More detail, according to Heritage: “Vintage original (6) piece astronaut space suit ensemble including… helmet, metal neck ring, tubing and applied ‘United States Aeronautics Agency – Clavius Base’ decal, leather lined interior retaining a label handwritten ‘Sean Sullivan’… These space suits can be seen prominently during the Moon crater and Moon Bus shuttle scenes… This epic piece of film history exhibits age, paint cracking to the entirety of the coveralls and gloves, crazing to the left side of the helmet visor, paint chipping to the backpack, and heavy production use.”
Cool. I hope the likes of the Seattle museum formerly called EMP acquires it for display; that would be a good outcome for the auction. I am, of course, a longstanding fan of that movie. I will not, however, ever find myself the proud owner of a faux space suit associated with it.
One of the benefits of the soaking rain over the weekend is that I felt I could grill this evening without much risk of an embarrassing and possibly dangerous grass fire. Brats were duly cooked for dinner about an hour ahead of sunset, which we consumed on the deck along with salad and for dessert some cannoli I bought on Sunday at a Polish grocery store, which were very close to being as good the best in my experience, those I found years ago not in Italy but in Little Italy in NYC.
There will be fewer such grilling opportunities as the movement of the Earth drags us in the Northern Hemisphere toward shorter days.
At dusk, I decided to burn some of the excess sticks always present in the back yard.

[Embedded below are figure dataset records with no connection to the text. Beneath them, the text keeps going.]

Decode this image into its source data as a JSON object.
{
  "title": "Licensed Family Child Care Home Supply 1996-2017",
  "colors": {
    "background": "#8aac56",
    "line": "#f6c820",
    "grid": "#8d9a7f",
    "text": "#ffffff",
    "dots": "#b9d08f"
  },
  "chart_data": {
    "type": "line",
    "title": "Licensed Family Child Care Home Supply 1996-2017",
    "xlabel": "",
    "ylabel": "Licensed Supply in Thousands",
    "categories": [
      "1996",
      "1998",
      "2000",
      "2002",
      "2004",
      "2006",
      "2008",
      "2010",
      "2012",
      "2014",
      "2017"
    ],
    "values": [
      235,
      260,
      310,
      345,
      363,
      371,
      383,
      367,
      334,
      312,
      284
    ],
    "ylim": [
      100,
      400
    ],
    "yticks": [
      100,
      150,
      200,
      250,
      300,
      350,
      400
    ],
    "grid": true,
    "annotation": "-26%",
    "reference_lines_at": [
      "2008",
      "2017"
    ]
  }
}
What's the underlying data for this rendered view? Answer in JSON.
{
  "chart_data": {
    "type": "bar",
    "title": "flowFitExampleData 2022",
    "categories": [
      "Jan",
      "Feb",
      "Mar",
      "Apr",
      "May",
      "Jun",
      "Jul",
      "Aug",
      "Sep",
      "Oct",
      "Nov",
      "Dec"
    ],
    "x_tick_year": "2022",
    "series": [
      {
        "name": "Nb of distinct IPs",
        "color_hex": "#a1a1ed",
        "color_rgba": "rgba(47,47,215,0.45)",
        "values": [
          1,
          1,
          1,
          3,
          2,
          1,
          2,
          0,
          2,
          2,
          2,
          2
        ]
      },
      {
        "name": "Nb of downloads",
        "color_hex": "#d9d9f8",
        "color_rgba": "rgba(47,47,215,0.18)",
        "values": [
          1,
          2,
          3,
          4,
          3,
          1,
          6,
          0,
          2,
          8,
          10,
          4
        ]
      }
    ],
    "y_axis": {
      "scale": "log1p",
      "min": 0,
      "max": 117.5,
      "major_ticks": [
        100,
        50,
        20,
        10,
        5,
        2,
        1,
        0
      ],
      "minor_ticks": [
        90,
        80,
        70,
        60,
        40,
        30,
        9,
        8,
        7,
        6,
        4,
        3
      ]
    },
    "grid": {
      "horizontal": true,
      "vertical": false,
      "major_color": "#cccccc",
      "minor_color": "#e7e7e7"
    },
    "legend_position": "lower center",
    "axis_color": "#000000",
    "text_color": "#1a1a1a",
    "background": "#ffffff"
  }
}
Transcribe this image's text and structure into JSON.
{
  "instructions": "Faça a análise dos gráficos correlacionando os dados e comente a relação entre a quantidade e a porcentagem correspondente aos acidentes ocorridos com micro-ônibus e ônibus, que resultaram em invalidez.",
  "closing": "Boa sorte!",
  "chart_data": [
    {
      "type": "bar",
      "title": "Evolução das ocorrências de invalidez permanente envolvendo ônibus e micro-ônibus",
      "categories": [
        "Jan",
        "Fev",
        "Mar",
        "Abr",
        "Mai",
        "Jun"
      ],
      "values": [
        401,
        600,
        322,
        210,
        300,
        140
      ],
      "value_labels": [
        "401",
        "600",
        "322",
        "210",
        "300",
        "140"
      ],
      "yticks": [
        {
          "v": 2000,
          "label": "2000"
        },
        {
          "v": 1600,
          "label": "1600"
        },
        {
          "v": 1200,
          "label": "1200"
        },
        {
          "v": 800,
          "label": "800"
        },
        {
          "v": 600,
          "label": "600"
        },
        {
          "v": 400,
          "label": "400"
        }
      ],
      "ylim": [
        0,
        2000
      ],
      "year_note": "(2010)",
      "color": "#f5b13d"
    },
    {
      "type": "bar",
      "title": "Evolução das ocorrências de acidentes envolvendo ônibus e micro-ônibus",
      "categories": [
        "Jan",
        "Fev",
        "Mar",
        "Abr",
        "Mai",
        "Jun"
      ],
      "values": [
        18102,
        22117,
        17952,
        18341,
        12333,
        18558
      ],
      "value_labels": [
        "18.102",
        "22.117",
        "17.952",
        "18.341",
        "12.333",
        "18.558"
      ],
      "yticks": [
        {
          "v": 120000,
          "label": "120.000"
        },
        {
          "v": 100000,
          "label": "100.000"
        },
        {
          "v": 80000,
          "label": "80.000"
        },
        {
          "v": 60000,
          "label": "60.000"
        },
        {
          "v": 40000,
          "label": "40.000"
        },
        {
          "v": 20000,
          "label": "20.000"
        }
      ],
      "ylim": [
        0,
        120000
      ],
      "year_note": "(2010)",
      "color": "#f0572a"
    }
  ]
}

The wood was a little damp still, but hot charcoal dries it out, and then ignites it.
There wasn’t much wind – another reason to grill – but enough movement give the fire occasional dramatic arcs.
The peculiarities of digital photography added to the seeming movement of that shot, I think. Soon the fire reached full blaze, best shown by zooming in a bit.
The declining phase.
Staring into a fire you’ve made is surely a pleasure we share with how many generations before us? Many.
“Clear evidence of habitual use of fire, though, comes from caves in Israel dating back between 400,000 and 300,000 years ago, and include the repeated use of a single hearth in Qesem Cave, and indications of roasting meat,” notes Time.